If we try to bring old manufacturing back to the US, it will only hurt the American people. It was a smart move for the US to abandon manufacturing when we did. As technology advanced, the employment per output shrank dramatically. During Germany's run as a top manufacturer, it only saw a rise in unemployment numbers. As higher-value goods were being produced by robots, fewer workers were needed for their skills. Will large American corporations continue production internationally, or will trade tensions bring labor-intensive manufacturing back to the United States? Who will be the most affected by these changes??

https://www.project-syndicate.org/commentary/us-manufacturing-globally-dominant-deindustrialization-a-myth-by-jorge-arbache-and-otaviano-canuto-2025-09

Wall Street sees September rate cut as sure thing — CPI inflation data will have much to say about what comes next

 Markets are bracing for September to be the month that the Fed decides to cut the interest rates after the weakest jobs data in years was reported for August.
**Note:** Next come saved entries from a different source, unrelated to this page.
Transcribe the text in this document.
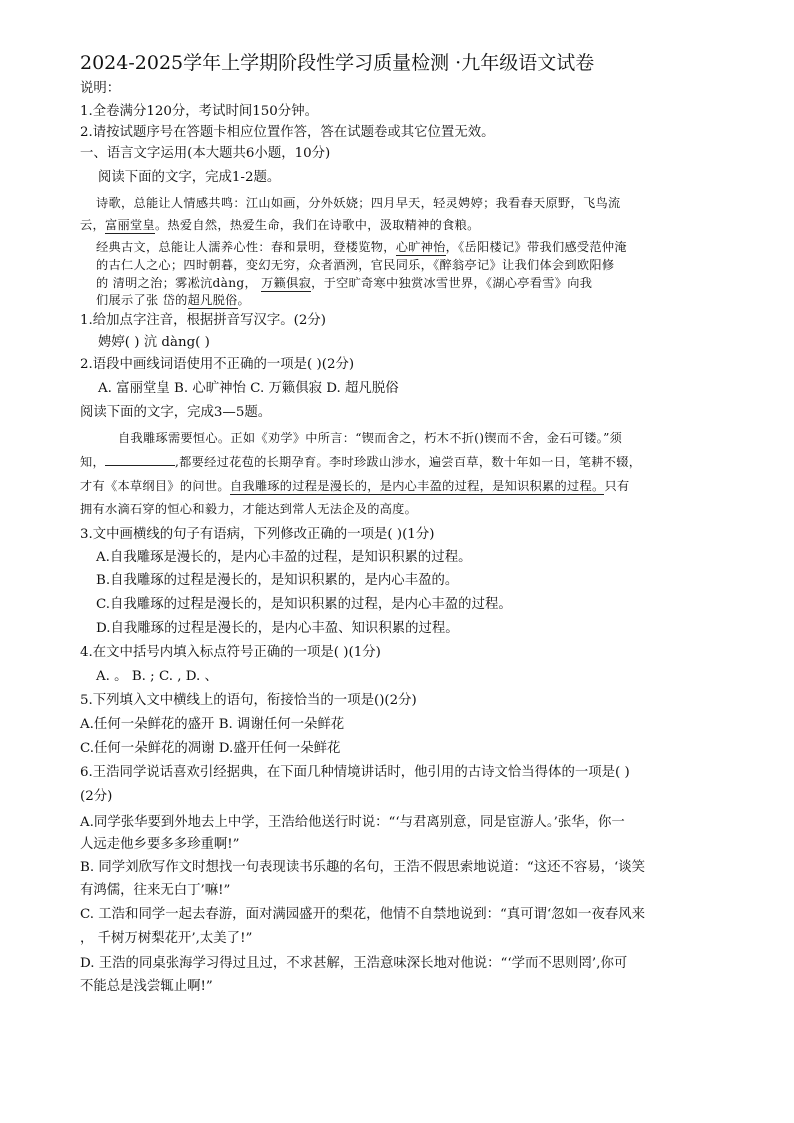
2024-2025学年上学期阶段性学习质量检测 ·九年级语文试卷
说明：
1.全卷满分120分，考试时间150分钟。
2.请按试题序号在答题卡相应位置作答，答在试题卷或其它位置无效。
一、语言文字运用(本大题共6小题，10分)
阅读下面的文字，完成1-2题。
诗歌，总能让人情感共鸣：江山如画，分外妖娆；四月早天，轻灵娉婷；我看春天原野，飞鸟流
云，富丽堂皇。热爱自然，热爱生命，我们在诗歌中，汲取精神的食粮。
经典古文，总能让人濡养心性：春和景明，登楼览物，心旷神怡，《岳阳楼记》带我们感受范仲淹
的古仁人之心；四时朝暮，变幻无穷，众者酒洌，官民同乐，《醉翁亭记》让我们体会到欧阳修
的 清明之治；雾凇沆dàng， 万籁俱寂，于空旷奇寒中独赏冰雪世界，《湖心亭看雪》向我
们展示了张 岱的超凡脱俗。
1.给加点字注音，根据拼音写汉字。(2分)
娉婷( ) 沆 dàng( )
2.语段中画线词语使用不正确的一项是( )(2分)
A. 富丽堂皇 B. 心旷神怡 C. 万籁俱寂 D. 超凡脱俗
阅读下面的文字，完成3—5题。
自我雕琢需要恒心。正如《劝学》中所言：“锲而舍之，朽木不折()锲而不舍，金石可镂。”须
知，	,都要经过花苞的长期孕育。李时珍跋山涉水，遍尝百草，数十年如一日，笔耕不辍，
才有《本草纲目》的问世。自我雕琢的过程是漫长的，是内心丰盈的过程，是知识积累的过程。只有
拥有水滴石穿的恒心和毅力，才能达到常人无法企及的高度。
3.文中画横线的句子有语病，下列修改正确的一项是( )(1分)
A.自我雕琢是漫长的，是内心丰盈的过程，是知识积累的过程。
B.自我雕琢的过程是漫长的，是知识积累的，是内心丰盈的。
C.自我雕琢的过程是漫长的，是知识积累的过程，是内心丰盈的过程。
D.自我雕琢的过程是漫长的，是内心丰盈、知识积累的过程。
4.在文中括号内填入标点符号正确的一项是( )(1分)
A. 。 B. ; C. , D. 、
5.下列填入文中横线上的语句，衔接恰当的一项是()(2分)
A.任何一朵鲜花的盛开 B. 调谢任何一朵鲜花
C.任何一朵鲜花的凋谢 D.盛开任何一朵鲜花
6.王浩同学说话喜欢引经据典，在下面几种情境讲话时，他引用的古诗文恰当得体的一项是( )
(2分)
A.同学张华要到外地去上中学，王浩给他送行时说：“‘与君离别意，同是宦游人。’张华，你一
人远走他乡要多多珍重啊!”
B. 同学刘欣写作文时想找一句表现读书乐趣的名句，王浩不假思索地说道：“这还不容易，‘谈笑
有鸿儒，往来无白丁’嘛!”
C. 工浩和同学一起去春游，面对满园盛开的梨花，他情不自禁地说到：“真可谓‘忽如一夜春风来
， 千树万树梨花开’,太美了!”
D. 王浩的同桌张海学习得过且过，不求甚解，王浩意味深长地对他说：“‘学而不思则罔’,你可
不能总是浅尝辄止啊!”
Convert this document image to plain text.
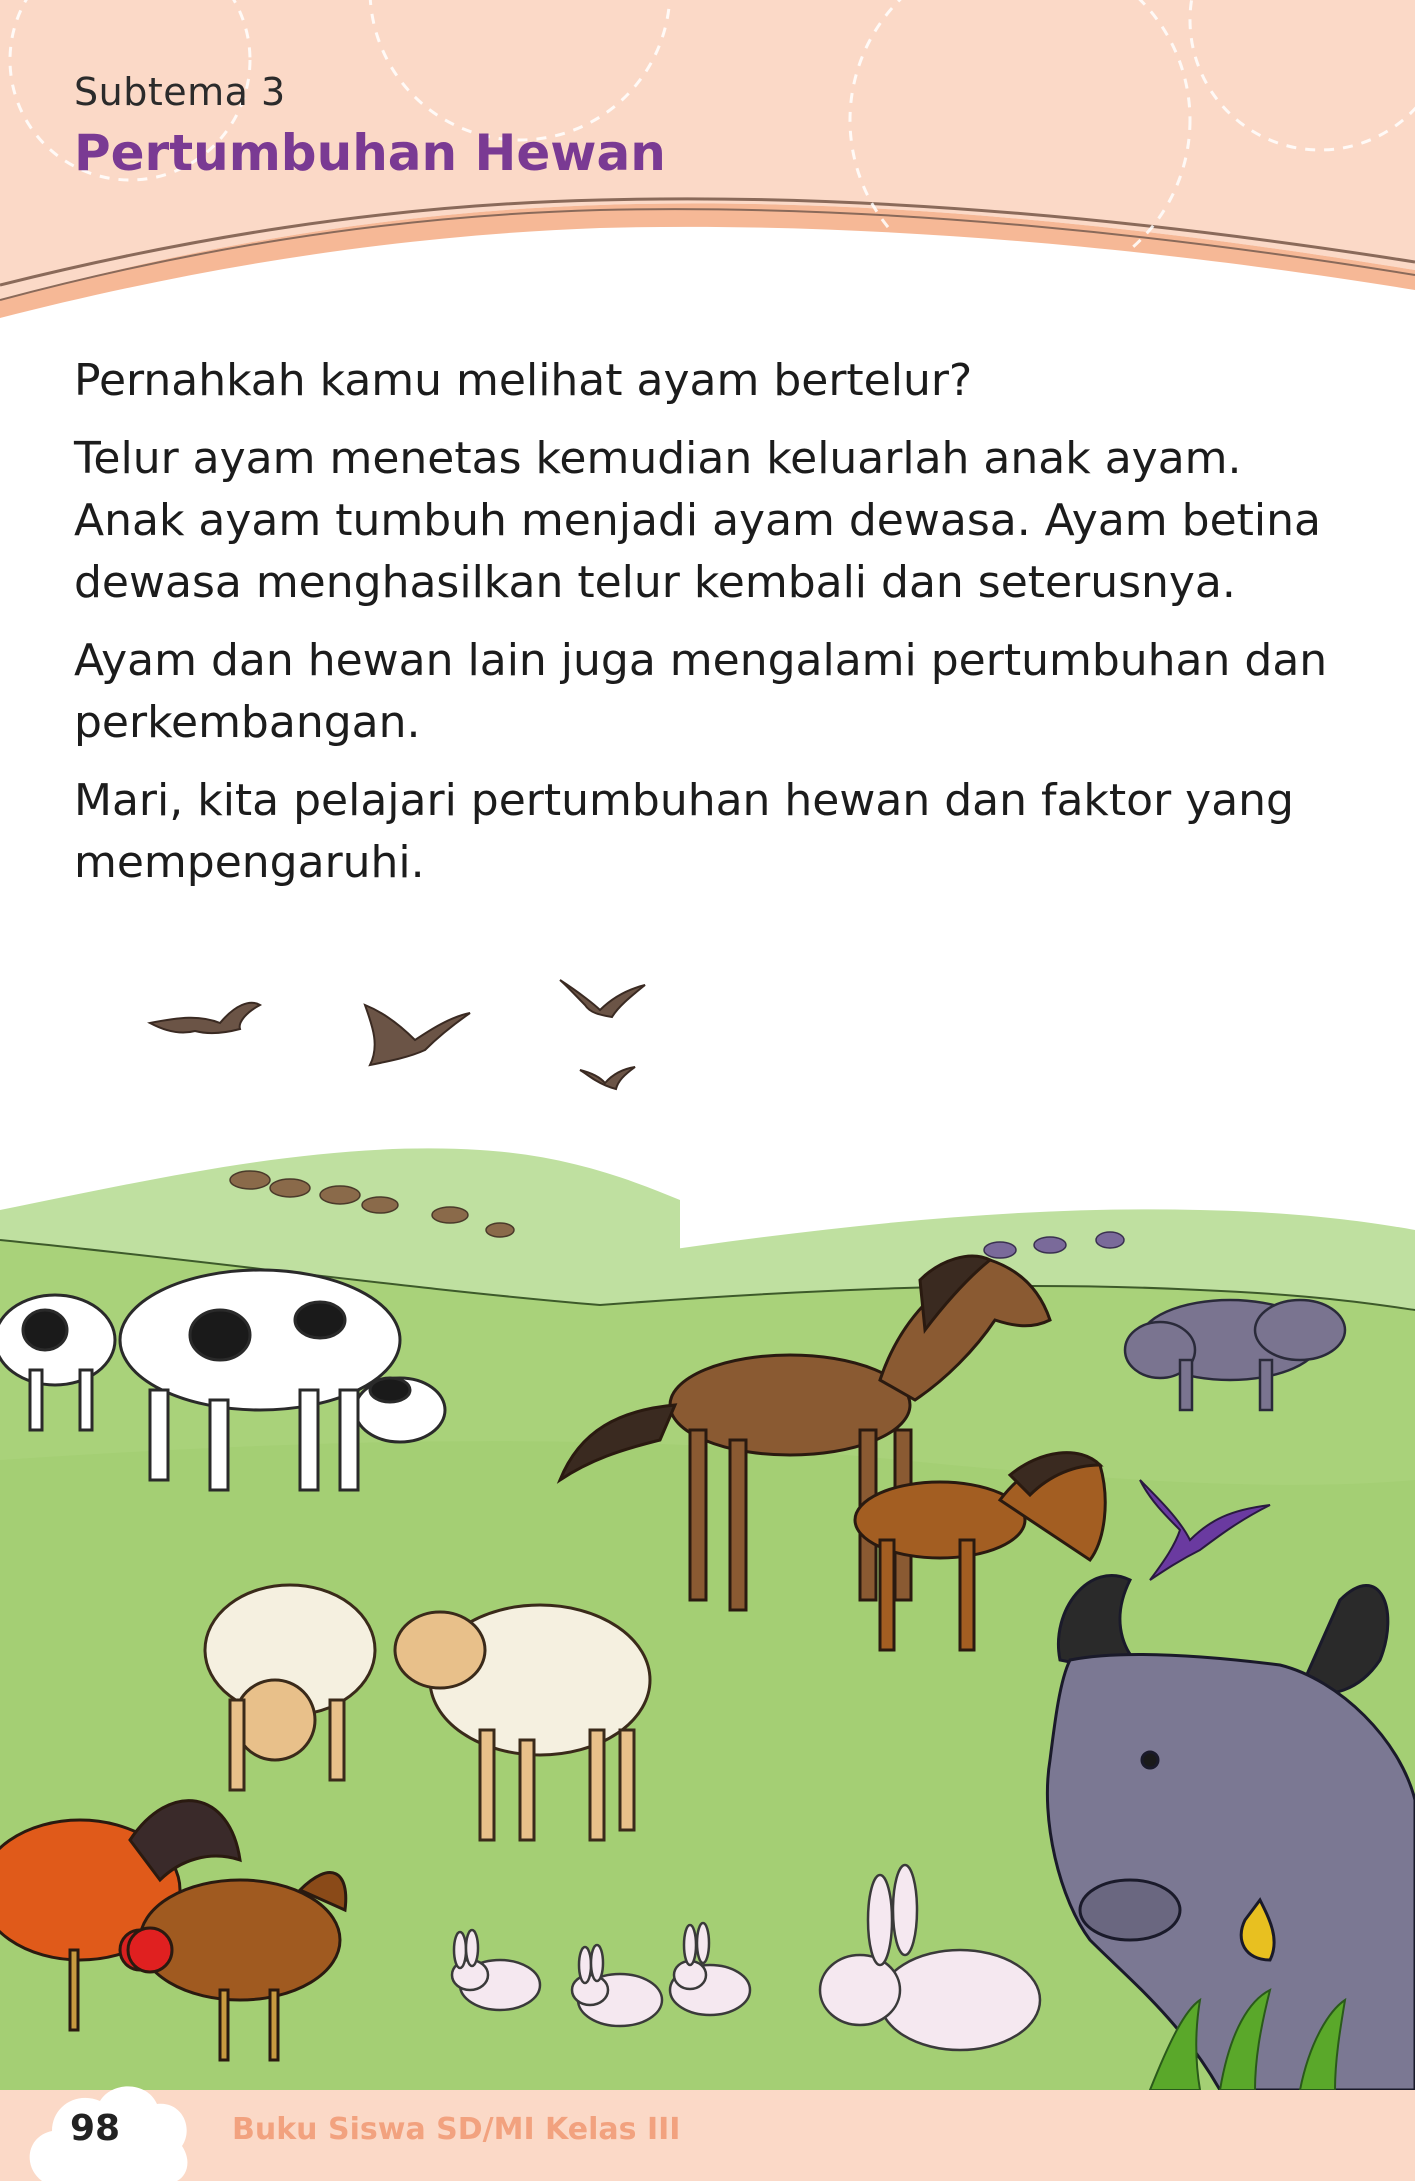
Subtema 3
Pertumbuhan Hewan

Pernahkah kamu melihat ayam bertelur?

Telur ayam menetas kemudian keluarlah anak ayam. Anak ayam tumbuh menjadi ayam dewasa. Ayam betina dewasa menghasilkan telur kembali dan seterusnya.

Ayam dan hewan lain juga mengalami pertumbuhan dan perkembangan.

Mari, kita pelajari pertumbuhan hewan dan faktor yang mempengaruhi.

98	Buku Siswa SD/MI Kelas III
There was just a 22,000 payroll rise, and traders see a 100% chance of at least a 25-basis point cut and even some odds of a 50-basis point move. This is a signal of how quickly the opinions have shifted to the thought that the labor market might be cooling down. Fed officials are still claiming that the upcoming CPI will be crucial in determining how to adjust the pace of the cuts. Investors feel that with soft labor data and sticky service inflation, the picture and indicate a drop in interest rates.

In the longer-term tariff, related price pressures pose a key risk. More analysts warn that if more of the tariff impact filters through to consumer prices, core inflation could remain above the Fed's 2% target. This would limit how far policymakers can go. Markets have penciled in multiple cuts into 2025-2026; however, these cuts may be overly optimistic. Gradual cutting should support the equity markets in the short term, given the weak labor data and persistent inflation that will define how aggressive the Fed can be.